When immigrants and refugees move to the United States, their gut microbiome rapidly Westernizes and becomes less diverse, according to a new study that analyzed the effects of migration on Hmong and Karen immigrant communities in Minnesota. Their findings were published in Cell this week.

Previous studies have found that people in developing countries have more diverse microbiomes, while people living in modernized countries like the United States have lower microbiome diversity. This study is the first to show to show what happens to our guts when we move from one to the other, though.

“We don’t know for sure whether lower microbiome diversity itself is bad for you or whether it is just an indication that something else is going wrong,” said study authors Dan Knights, a computational microbiologist, and Pajau Vangay, a research specialist in Biomedical Informatics and Computational Biology, both at the University of Minnesota. “However, it is clear in our study that when people lose certain species of microbes, they also lose the ability to produce the enzymes that those microbes carry, and that is probably affecting the types of foods they can digest.”

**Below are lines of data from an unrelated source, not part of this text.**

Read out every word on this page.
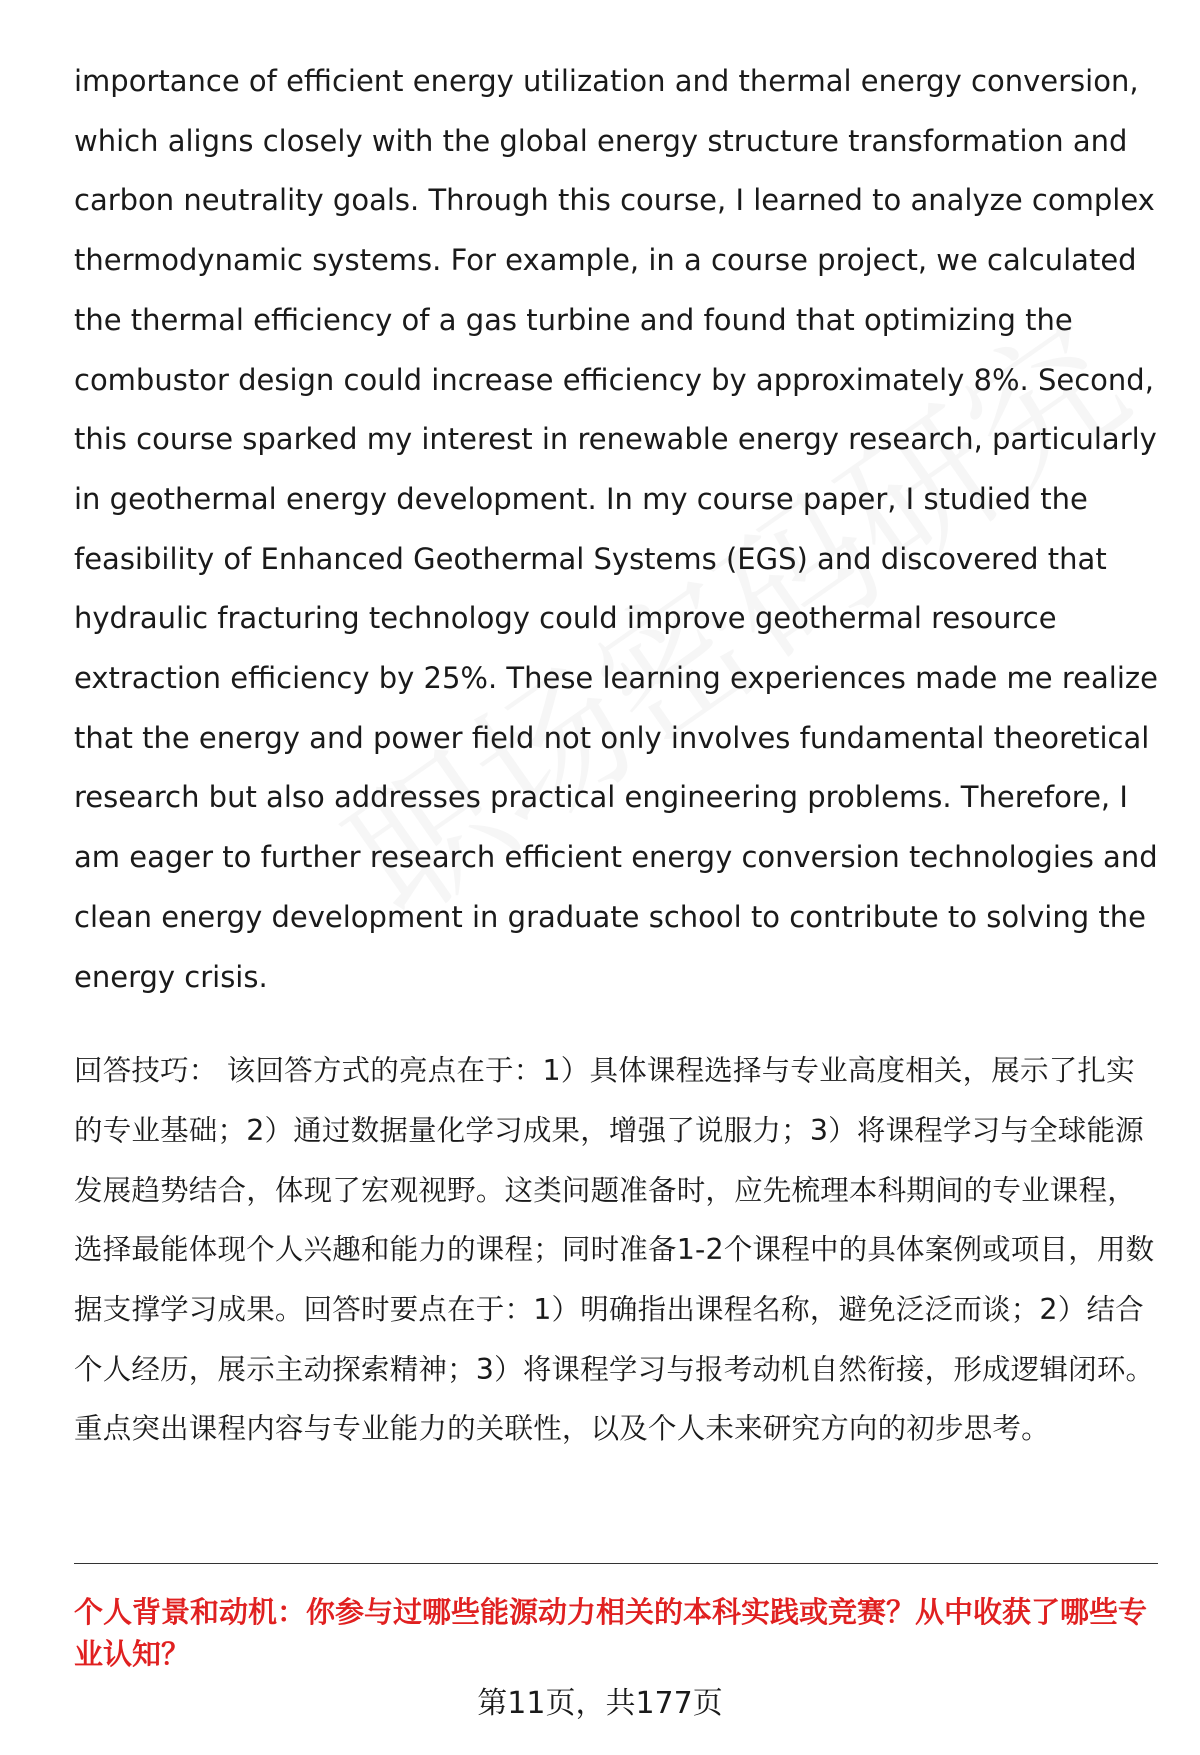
importance of efficient energy utilization and thermal energy conversion, which aligns closely with the global energy structure transformation and carbon neutrality goals. Through this course, I learned to analyze complex thermodynamic systems. For example, in a course project, we calculated the thermal efficiency of a gas turbine and found that optimizing the combustor design could increase efficiency by approximately 8%. Second, this course sparked my interest in renewable energy research, particularly in geothermal energy development. In my course paper, I studied the feasibility of Enhanced Geothermal Systems (EGS) and discovered that hydraulic fracturing technology could improve geothermal resource extraction efficiency by 25%. These learning experiences made me realize that the energy and power field not only involves fundamental theoretical research but also addresses practical engineering problems. Therefore, I am eager to further research efficient energy conversion technologies and clean energy development in graduate school to contribute to solving the energy crisis.

回答技巧： 该回答方式的亮点在于：1）具体课程选择与专业高度相关，展示了扎实的专业基础；2）通过数据量化学习成果，增强了说服力；3）将课程学习与全球能源发展趋势结合，体现了宏观视野。这类问题准备时，应先梳理本科期间的专业课程，选择最能体现个人兴趣和能力的课程；同时准备1-2个课程中的具体案例或项目，用数据支撑学习成果。回答时要点在于：1）明确指出课程名称，避免泛泛而谈；2）结合个人经历，展示主动探索精神；3）将课程学习与报考动机自然衔接，形成逻辑闭环。重点突出课程内容与专业能力的关联性，以及个人未来研究方向的初步思考。

个人背景和动机：你参与过哪些能源动力相关的本科实践或竞赛？从中收获了哪些专业认知？

第11页，共177页
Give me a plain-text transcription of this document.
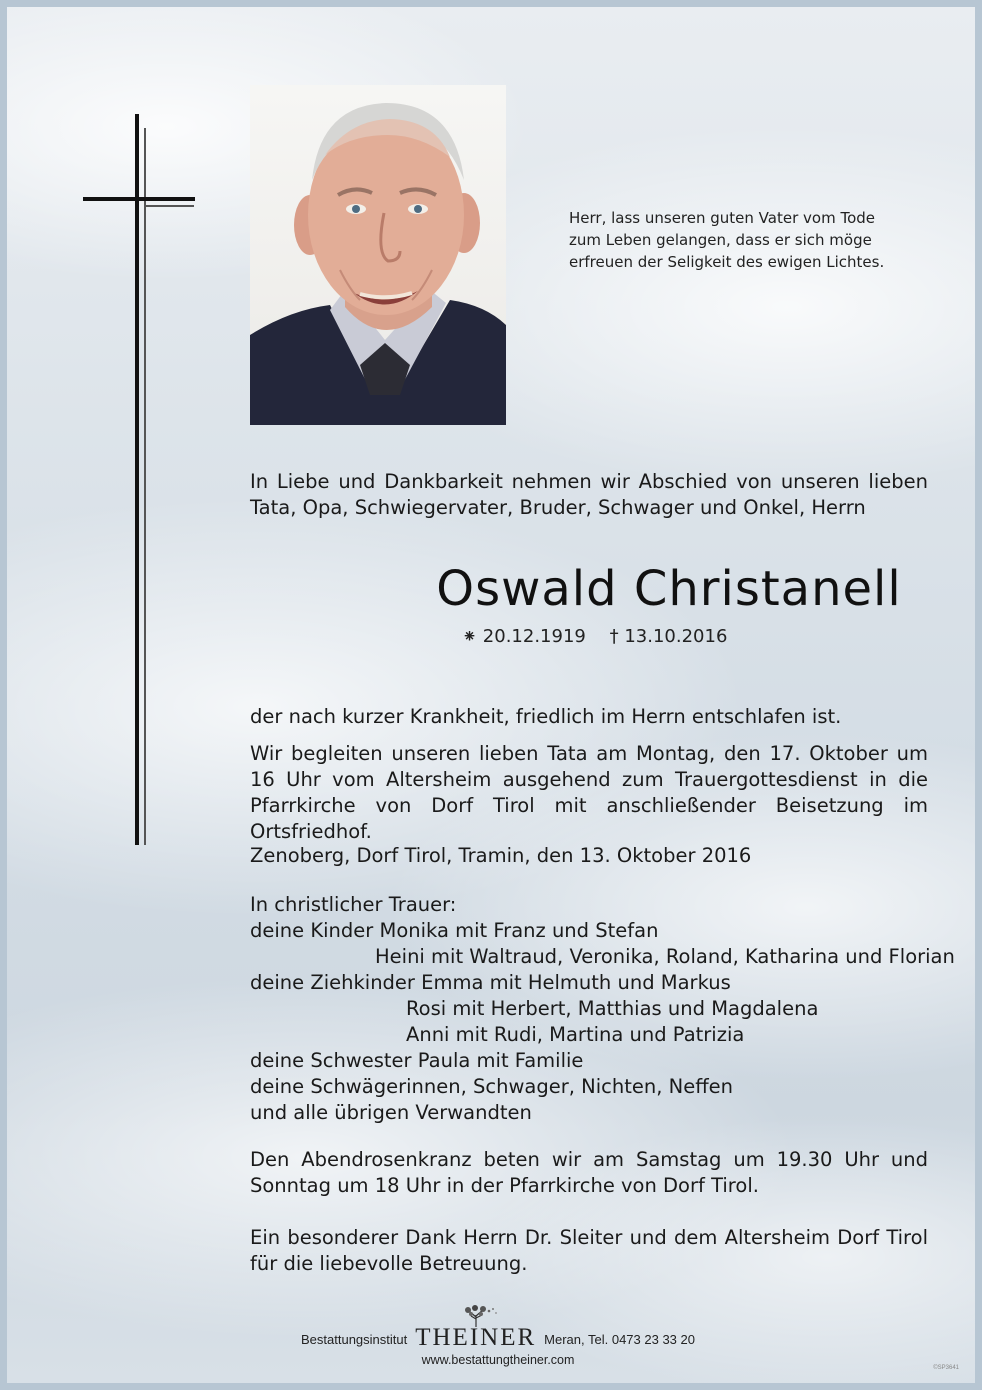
Herr, lass unseren guten Vater vom Tode
zum Leben gelangen, dass er sich möge
erfreuen der Seligkeit des ewigen Lichtes.
In Liebe und Dankbarkeit nehmen wir Abschied von unseren lieben Tata, Opa, Schwiegervater, Bruder, Schwager und Onkel, Herrn
Oswald Christanell
⁕ 20.12.1919 † 13.10.2016
der nach kurzer Krankheit, friedlich im Herrn entschlafen ist.
Wir begleiten unseren lieben Tata am Montag, den 17. Oktober um 16 Uhr vom Altersheim ausgehend zum Trauergottesdienst in die Pfarrkirche von Dorf Tirol mit anschließender Beisetzung im Ortsfriedhof.
Zenoberg, Dorf Tirol, Tramin, den 13. Oktober 2016
In christlicher Trauer:
deine Kinder Monika mit Franz und Stefan
Heini mit Waltraud, Veronika, Roland, Katharina und Florian
deine Ziehkinder Emma mit Helmuth und Markus
Rosi mit Herbert, Matthias und Magdalena
Anni mit Rudi, Martina und Patrizia
deine Schwester Paula mit Familie
deine Schwägerinnen, Schwager, Nichten, Neffen
und alle übrigen Verwandten
Den Abendrosenkranz beten wir am Samstag um 19.30 Uhr und Sonntag um 18 Uhr in der Pfarrkirche von Dorf Tirol.
Ein besonderer Dank Herrn Dr. Sleiter und dem Altersheim Dorf Tirol für die liebevolle Betreuung.
Bestattungsinstitut THEINER Meran, Tel. 0473 23 33 20
www.bestattungtheiner.com
©SP3641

The gut microbiome encompasses the community of bacteria, archaea, viruses, and parasites living in our guts. Bacteria comprise most of the gut microbiome, the researchers said. In recent years, it’s become clear that our microbiome responds to things like diet and lifestyle, and that an unhealthy microbiome may play a role in metabolic diseases like obesity and diabetes, as well as neurological disorders.

Changing Microbiome

Researchers observed changes in the immigrants’ gut microbiome almost immediately after arriving in the United States. Within six to nine months, they saw shifts in a few key  populations in the gut. One of the most striking was a rise in the population of bacteria of the genus Bacteroides, seen more often in the West, as they began to replace those of the genus Prevotella. Overall, the effect of immigration seemed to be a homogenization of gut bacteria — the longer a person lived in the United States, the less diverse their microbiome tended to be, they said.

Though the study only looked at immigrants from two locations, food logs the study participants kept suggested that eating a more Western diet may be partly to blame for the changes. 

“Certainly diet is part of the cause but there are other factors like changes in stress, exercise, environment, water supply and medications that we were not able to measure,” the researchers said.

The researchers also observed less diverse gut microbiota in children of the immigrants.

“This provides the first evidence in humans supporting the disappearing microbiota theory that each generation in modernized countries is passing on less diversity to their children,” the researchers said. 

They also picked out a correlation between changes to the microbiome and obesity in immigrant communities. It’s another sign that the microbiome is an important window to our health and deserves future study, they say.

“A healthy gut microbiome helps digest our food, prevents overgrowth of pathogens, and keeps our immune systems in check. Having the wrong gut microbes has now been associated with almost every major human disease and has been found to have a causative role in a wide variety of chronic diseases,” they said.